Spring Mountain District

This mountain nested VA is on the eastern slope of the Mayacamas Range, which separates Napa Valley from Sonoma Valley. Resting approximately 30 miles east of the Pacific (and therefore seeing a coastal influence) and 25 miles north of San Pablo Bay, the Spring Mountain District is the coolest and wettest of all the Napa Valley nested AVAs and offers elegant, tannic, that can age for decades.


Napa Valley Vineyard

Diamond Mountain District

Southeast of Calistoga, the Diamond Mountain AVA sits on east side of the Mayacamas mountains. Though the AVA is rooted upon the warmer northern end of the valley, cool air from the coast is still able to enter the hillside, prolonging the growing season and tempering any heat spikes later in the season. Additionally, since most vineyards face east, they see only the cool morning sun. Taken together, these factors along with elevation combine to yield rich, ripe wines, with pronounced tannins and bright fruit flavors.


Howell Mountain

Unlike other Napa Valley mountain AVAs, which run down to connect with the valley floor, the entirety of the Howell Mountain AVA is at least 1400 feet above sea level and was selected by the AVA’s founders because that was the elevation at which the fog crested. Essentially a plateau, this nested AVA and its position above the fog line leaves many of its vineyards open to unmitigated sunshine. As a result, the wines of Howell Mountain are fragrant and decadent with firm tannins and great ageability.

Chiles Valley

Situated on the eastern side of the Vaca Mountain range, the Chiles Valley AVA is completely surrounded by mountains. Though cool thanks to the high elevation, the valley's topography traps warm air. The few wines from this AVA are full flavored as well as elegant thanks to the extended growing season created by the AVA's elevation.


Atlas Peak

The Atlas Peak AVA is situated on the western slopes of the Vaca Range and is relatively close to San Pablo Bay. The westward aspect of its vineyards exposes the vines to the midday, afternoon, and early evening sun. The long sunny days combined with the almost 30°F temperature drop between daytime and nighttime yields ripe yet balanced reds with an acidity that saves the wine from being blowsy.
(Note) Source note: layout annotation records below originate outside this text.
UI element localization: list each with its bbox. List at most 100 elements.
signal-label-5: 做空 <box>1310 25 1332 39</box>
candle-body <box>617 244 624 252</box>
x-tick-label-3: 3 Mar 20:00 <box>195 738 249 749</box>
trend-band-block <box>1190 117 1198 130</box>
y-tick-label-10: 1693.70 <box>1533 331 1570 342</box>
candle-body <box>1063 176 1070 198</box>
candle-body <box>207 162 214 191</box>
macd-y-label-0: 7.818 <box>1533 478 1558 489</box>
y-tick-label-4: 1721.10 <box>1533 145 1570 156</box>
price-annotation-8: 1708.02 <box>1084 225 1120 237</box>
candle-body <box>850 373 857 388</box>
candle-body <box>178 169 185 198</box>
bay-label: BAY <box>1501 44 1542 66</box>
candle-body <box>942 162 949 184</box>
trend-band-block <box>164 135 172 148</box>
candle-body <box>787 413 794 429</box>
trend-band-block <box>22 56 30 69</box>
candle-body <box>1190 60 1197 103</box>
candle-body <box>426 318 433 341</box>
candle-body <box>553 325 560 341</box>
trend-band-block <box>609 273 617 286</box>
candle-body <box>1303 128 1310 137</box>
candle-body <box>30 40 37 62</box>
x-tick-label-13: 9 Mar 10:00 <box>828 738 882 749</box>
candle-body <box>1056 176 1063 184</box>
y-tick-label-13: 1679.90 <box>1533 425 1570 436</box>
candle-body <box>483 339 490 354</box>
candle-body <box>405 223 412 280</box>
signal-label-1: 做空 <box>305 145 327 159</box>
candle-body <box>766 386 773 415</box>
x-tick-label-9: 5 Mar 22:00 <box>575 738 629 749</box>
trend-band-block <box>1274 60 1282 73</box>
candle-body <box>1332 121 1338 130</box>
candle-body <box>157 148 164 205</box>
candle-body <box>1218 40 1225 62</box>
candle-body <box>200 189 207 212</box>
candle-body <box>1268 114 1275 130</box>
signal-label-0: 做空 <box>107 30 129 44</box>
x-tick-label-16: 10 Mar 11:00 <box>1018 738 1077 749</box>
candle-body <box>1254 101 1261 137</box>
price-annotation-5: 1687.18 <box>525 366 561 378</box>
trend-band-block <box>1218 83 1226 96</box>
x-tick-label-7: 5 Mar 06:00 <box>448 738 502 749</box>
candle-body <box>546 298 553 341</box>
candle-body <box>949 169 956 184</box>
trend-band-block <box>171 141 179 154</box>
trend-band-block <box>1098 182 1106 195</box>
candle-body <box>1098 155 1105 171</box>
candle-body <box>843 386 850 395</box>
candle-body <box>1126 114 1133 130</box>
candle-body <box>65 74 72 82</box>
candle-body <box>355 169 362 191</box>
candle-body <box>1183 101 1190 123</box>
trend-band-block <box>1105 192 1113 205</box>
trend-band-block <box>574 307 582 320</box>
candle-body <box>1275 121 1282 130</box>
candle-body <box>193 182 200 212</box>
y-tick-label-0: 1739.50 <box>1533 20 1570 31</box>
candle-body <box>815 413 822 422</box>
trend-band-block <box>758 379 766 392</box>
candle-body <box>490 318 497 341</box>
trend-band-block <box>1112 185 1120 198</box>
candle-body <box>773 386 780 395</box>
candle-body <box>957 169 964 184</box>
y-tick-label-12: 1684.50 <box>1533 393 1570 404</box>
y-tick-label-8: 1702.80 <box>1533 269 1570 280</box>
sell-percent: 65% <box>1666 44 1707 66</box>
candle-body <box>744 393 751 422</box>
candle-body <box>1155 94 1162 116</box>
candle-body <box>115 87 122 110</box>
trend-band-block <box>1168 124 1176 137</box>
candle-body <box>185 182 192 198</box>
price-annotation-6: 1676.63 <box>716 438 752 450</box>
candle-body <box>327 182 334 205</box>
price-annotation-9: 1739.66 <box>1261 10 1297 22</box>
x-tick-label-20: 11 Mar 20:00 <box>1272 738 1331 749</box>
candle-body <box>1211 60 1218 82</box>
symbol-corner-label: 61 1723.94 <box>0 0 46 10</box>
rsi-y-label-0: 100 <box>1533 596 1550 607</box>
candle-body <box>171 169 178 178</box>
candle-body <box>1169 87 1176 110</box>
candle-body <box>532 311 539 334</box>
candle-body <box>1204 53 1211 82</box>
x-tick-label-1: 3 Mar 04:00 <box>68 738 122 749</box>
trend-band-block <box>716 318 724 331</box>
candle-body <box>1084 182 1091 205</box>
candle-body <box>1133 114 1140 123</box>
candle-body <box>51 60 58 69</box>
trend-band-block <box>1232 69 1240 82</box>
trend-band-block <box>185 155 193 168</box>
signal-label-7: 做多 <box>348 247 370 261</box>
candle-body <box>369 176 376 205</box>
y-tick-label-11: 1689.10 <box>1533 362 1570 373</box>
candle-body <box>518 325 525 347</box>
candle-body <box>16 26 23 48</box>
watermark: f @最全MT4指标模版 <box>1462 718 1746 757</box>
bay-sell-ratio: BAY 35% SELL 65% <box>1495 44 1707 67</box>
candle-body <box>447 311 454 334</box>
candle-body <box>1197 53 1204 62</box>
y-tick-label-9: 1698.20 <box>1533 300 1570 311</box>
Directly east of Napa city and with a wide range of elevations, Coombsville is known for its cooler, marine influenced climate. Historically known for its pinot noirs and chardonnays, this nested AVA sees later harvests of ripe fruit with soft tannins, moderate alcohol levels, refreshing acidity, with both red and black fruit flavors.


Wild Horse Valley

Located in the southern section of the valley and just east of Coombsville, and therefore close to San Pablo Bay, the Wild Horse Valley AVA is, like Los Carneros, a cool growing area. Chardonnay and pinot noir rather than cabernet sauvignon thrive. The AVA's wines are ripe and especially vibrant due to more elevated acidities.